Чувствую, они что‑то заподозрили. Спрашивали, ездили ли куда‑нибудь мальчики последнее время. «Нет», – сказала Старушка, умильно на них глядя. А я – ни с того ни с сего: «Как это „нет", мадам, ведь они ездили в Демберри». Она раздраженно поправила меня: «Да нет, Джини, не в Демберри – в Скотфилд, к тетушке». Я промолчала. Чтобы попасть в Скотфилд, нужно проехать через Демберри. Фараон все записал себе в блокнотик. Голова кругом идет: все пишут, пишут, целыми днями только и делают, что пишут. Пирожки, чай и – с Богом, фараонщина.
Пять часов: пока их нет – ушли за рождественской елкой, – поднимусь за магнитофоном. Похоже, смерть Шэрон аппетита им не испортила. Заодно быстренько прочитала его листочки и сунула их обратно – как попало нарочно. Это еще только начало.
Одиннадцать вечера: сейчас прослушаю пленку и запишу свои впечатления. Звук включу совсем тихонько. Нужно бы купить такие наушники, как по телевизору показывают. Хватит мечтать – за работу.
Отчет по записи:
Слышно, как открывается дверь. Кто‑то ступает по ковру. Открывает дверцу шкафа – она чуть скрипит; какие‑то очень легкие звуки, – конечно, это он полез в манто…
А, вот шорох бумаги – разглаживает листки, скрип пера по бумаге, – наверное, он пишет чернильной ручкой… Скрип пера замирает время от времени, – должно быть, думает после каждого предложения. Дышит все тяжелее. Учитывая, какие мерзости он описывает… О, заговорил!
Прокрутила пленку назад, прослушала снова – очень хриплый голос, шепот: «Здравствуй, Джини, это я». Он повторяет это дважды, медленно и начинает очень тяжело, с каким‑то шипением, дышать – что он там творит? Ох, до чего же я глупая – о‑ля‑ля, как его разобрало! «Шлюха!» Он произносит это отчетливо и совсем не детским голосом, нет – это уже голос из какого‑то кошмарного сна, который цедит сквозь зубы: «Шлюха».

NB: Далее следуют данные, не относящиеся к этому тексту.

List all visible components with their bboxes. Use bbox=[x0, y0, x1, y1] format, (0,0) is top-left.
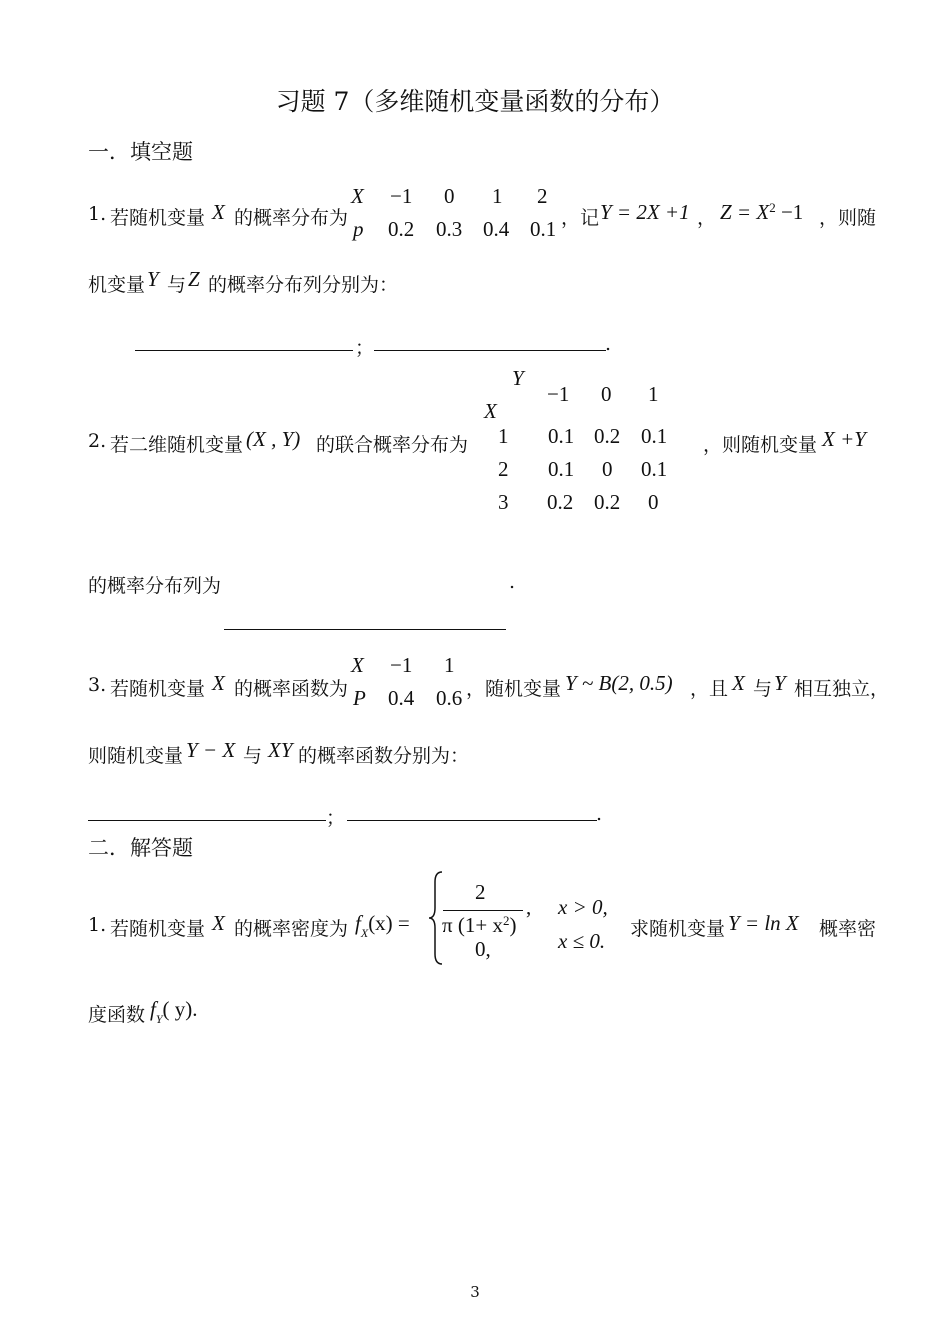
q1-table-cell: 0.2 bbox=[388, 217, 415, 241]
q1-text-d: ，则随 bbox=[819, 207, 877, 229]
q1-table-cell: 2 bbox=[537, 184, 548, 208]
q2-text-a: 若二维随机变量 bbox=[110, 434, 244, 456]
q2-number: 2. bbox=[88, 430, 107, 452]
q1-expr-y: Y = 2X +1 bbox=[600, 200, 690, 224]
q2-cell: 0.2 bbox=[594, 490, 621, 514]
q3-table-cell: −1 bbox=[390, 653, 413, 677]
page-title: 习题 7（多维随机变量函数的分布） bbox=[275, 87, 675, 116]
q1-end-period: . bbox=[605, 333, 612, 355]
q2-end-period: . bbox=[509, 571, 516, 593]
q1-table-cell: p bbox=[353, 217, 364, 241]
q2-header-y: Y bbox=[512, 366, 524, 390]
q3-var-x: X bbox=[212, 671, 225, 695]
q2-expr: X +Y bbox=[822, 427, 866, 451]
s2q1-line2-a: 度函数 bbox=[88, 1004, 146, 1026]
s2q1-numerator: 2 bbox=[475, 880, 486, 904]
q2-text-b: 的联合概率分布为 bbox=[316, 434, 469, 456]
q1-expr-z: $Z = X^2 -1$ bbox=[720, 200, 804, 224]
q1-number: 1. bbox=[88, 203, 107, 225]
q2-header-x: X bbox=[484, 399, 497, 423]
q3-var-x2: X bbox=[732, 671, 745, 695]
q3-answer-blank-2[interactable] bbox=[347, 820, 597, 821]
q3-expr2: XY bbox=[268, 738, 293, 762]
q2-cell: 0 bbox=[648, 490, 659, 514]
s2q1-number: 1. bbox=[88, 914, 107, 936]
q3-table-cell: 0.6 bbox=[436, 686, 463, 710]
q1-table-cell: 1 bbox=[492, 184, 503, 208]
q2-row-label: 3 bbox=[498, 490, 509, 514]
s2q1-case1-condition: x > 0, bbox=[558, 895, 608, 919]
s2q1-denominator: π $(1+ x^2)$ bbox=[442, 913, 517, 937]
q1-table-cell: −1 bbox=[390, 184, 413, 208]
s2q1-case1-comma: , bbox=[526, 895, 532, 919]
q1-table-cell: 0 bbox=[444, 184, 455, 208]
q2-pair: (X , Y) bbox=[246, 427, 301, 451]
s2q1-var-x: X bbox=[212, 911, 225, 935]
q2-row-label: 1 bbox=[498, 424, 509, 448]
q1-text-c: ，记 bbox=[561, 207, 600, 229]
q3-number: 3. bbox=[88, 674, 107, 696]
q3-expr1: Y − X bbox=[186, 738, 236, 762]
s2q1-density-fy: $f_Y$( y). bbox=[150, 997, 198, 1026]
q3-table-cell: P bbox=[353, 686, 366, 710]
q1-table-cell: 0.3 bbox=[436, 217, 463, 241]
q1-table-cell: 0.4 bbox=[483, 217, 510, 241]
q3-text-a: 若随机变量 bbox=[110, 678, 206, 700]
q2-cell: 0.1 bbox=[548, 424, 575, 448]
q1-var-x: X bbox=[212, 200, 225, 224]
q2-line2: 的概率分布列为 bbox=[88, 575, 222, 597]
q3-line2-c: 的概率函数分别为： bbox=[298, 745, 470, 767]
q3-text-c: ，随机变量 bbox=[466, 678, 562, 700]
q1-answer-blank-1[interactable] bbox=[135, 350, 353, 351]
q1-separator: ； bbox=[355, 337, 375, 359]
q2-col-header: −1 bbox=[547, 382, 570, 406]
s2q1-text-c: 求随机变量 bbox=[630, 918, 726, 940]
s2q1-density-fx: $f_X(x)$ = bbox=[355, 911, 410, 940]
s2q1-text-a: 若随机变量 bbox=[110, 918, 206, 940]
q2-row-label: 2 bbox=[498, 457, 509, 481]
q3-separator: ； bbox=[326, 807, 346, 829]
s2q1-text-d: 概率密 bbox=[819, 918, 877, 940]
section-fill-in-heading: 一．填空题 bbox=[88, 140, 193, 164]
q2-col-header: 0 bbox=[601, 382, 612, 406]
q1-var-y: Y bbox=[147, 267, 159, 291]
q3-text-f: 相互独立， bbox=[794, 678, 890, 700]
q1-line2-b: 与 bbox=[167, 274, 187, 296]
q3-line2-a: 则随机变量 bbox=[88, 745, 184, 767]
q1-table-cell: 0.1 bbox=[530, 217, 557, 241]
q3-table-cell: X bbox=[351, 653, 364, 677]
page-number: 3 bbox=[470, 1283, 480, 1301]
q2-answer-blank[interactable] bbox=[224, 629, 506, 630]
section-solution-heading: 二．解答题 bbox=[88, 836, 193, 860]
q3-text-b: 的概率函数为 bbox=[234, 678, 349, 700]
q3-answer-blank-1[interactable] bbox=[88, 820, 326, 821]
q1-var-z: Z bbox=[188, 267, 200, 291]
q3-end-period: . bbox=[596, 803, 603, 825]
s2q1-case2-value: 0, bbox=[475, 937, 491, 961]
q3-text-d: ，且 bbox=[690, 678, 729, 700]
q2-cell: 0.1 bbox=[548, 457, 575, 481]
q3-var-y2: Y bbox=[774, 671, 786, 695]
q3-table-cell: 1 bbox=[444, 653, 455, 677]
q2-cell: 0.2 bbox=[547, 490, 574, 514]
q3-expr-y: Y ~ B(2, 0.5) bbox=[565, 671, 673, 695]
q1-text-b: 的概率分布为 bbox=[234, 207, 349, 229]
q2-cell: 0 bbox=[602, 457, 613, 481]
q1-answer-blank-2[interactable] bbox=[374, 350, 606, 351]
q2-cell: 0.1 bbox=[641, 424, 668, 448]
q3-line2-b: 与 bbox=[243, 745, 263, 767]
q1-comma: ， bbox=[697, 207, 717, 229]
s2q1-text-b: 的概率密度为 bbox=[234, 918, 349, 940]
q1-text-a: 若随机变量 bbox=[110, 207, 206, 229]
s2q1-expr: Y = ln X bbox=[728, 911, 799, 935]
q2-text-c: ，则随机变量 bbox=[703, 434, 818, 456]
q1-line2-c: 的概率分布列分别为： bbox=[208, 274, 399, 296]
q1-line2-a: 机变量 bbox=[88, 274, 146, 296]
q2-col-header: 1 bbox=[648, 382, 659, 406]
s2q1-case2-condition: x ≤ 0. bbox=[558, 929, 606, 953]
q2-cell: 0.1 bbox=[641, 457, 668, 481]
q3-text-e: 与 bbox=[753, 678, 773, 700]
q2-cell: 0.2 bbox=[594, 424, 621, 448]
fraction-bar bbox=[443, 910, 523, 911]
q1-table-cell: X bbox=[351, 184, 364, 208]
q3-table-cell: 0.4 bbox=[388, 686, 415, 710]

Теперь голос стал таким же, как в прошлый раз: измученным, шипящим, звук его похож на тот, что получается, когда резко отпускают, встряхивая, скрученное мокрое белье. А теперь он успокаивается: трещит суставами пальцев, переводит дыхание, складывает свои бумажки, убирает их. Быстрые шаги, дверь закрывается. Захватывающая передача «Преступник у микрофона» закончена.
Теперь я знаю: голос у него не просто «под сумасшедшего» – чтобы нагнать на меня страху, – а как у самого настоящего сумасшедшего. Значит, большую часть времени он, должно быть, пребывает во вторичном состоянии. Под личиной молодого человека кроется чудовище – с отвратительным голосом, отвратительными замыслами, – чудовище, почти без остатка сожравшее парня, который когда‑то был вполне хорошим.
Завтра в восемь утра все идут на кладбище. Там будет отец Шэрон. (Мать осталась в больнице: у нее перелом таза, передвигаться она не может.)
Приняла решение: отвечу ему. Нужно войти в эту игру и сделать его управляемым. Отец мне так говорил о дзюдо: «Нужно уметь воспользоваться силой противника. Делать вид, будто поддаешься ему, чтобы заставить его потерять равновесие». Но никаким дзюдо он никогда не занимался.
Дневник убийцы
Восхитительная прогулка на кладбище. Следы траурного шествия на белом снегу. Много цветов, много народу – такой прискорбный несчастный случай, бедные люди, – ну прямо «черная серия»! Мы четверо выглядим безупречно, мы так хороши собой и корректны, что можно подумать – женихи явились на церемонию бракосочетания. Бракосочетания со смертью. Все четверо – такие сильные, но очень бледные; на протяжении церемонии мы держались очень прямо…
Мама была без сил, мы поддерживали ее. Папа пел во весь голос.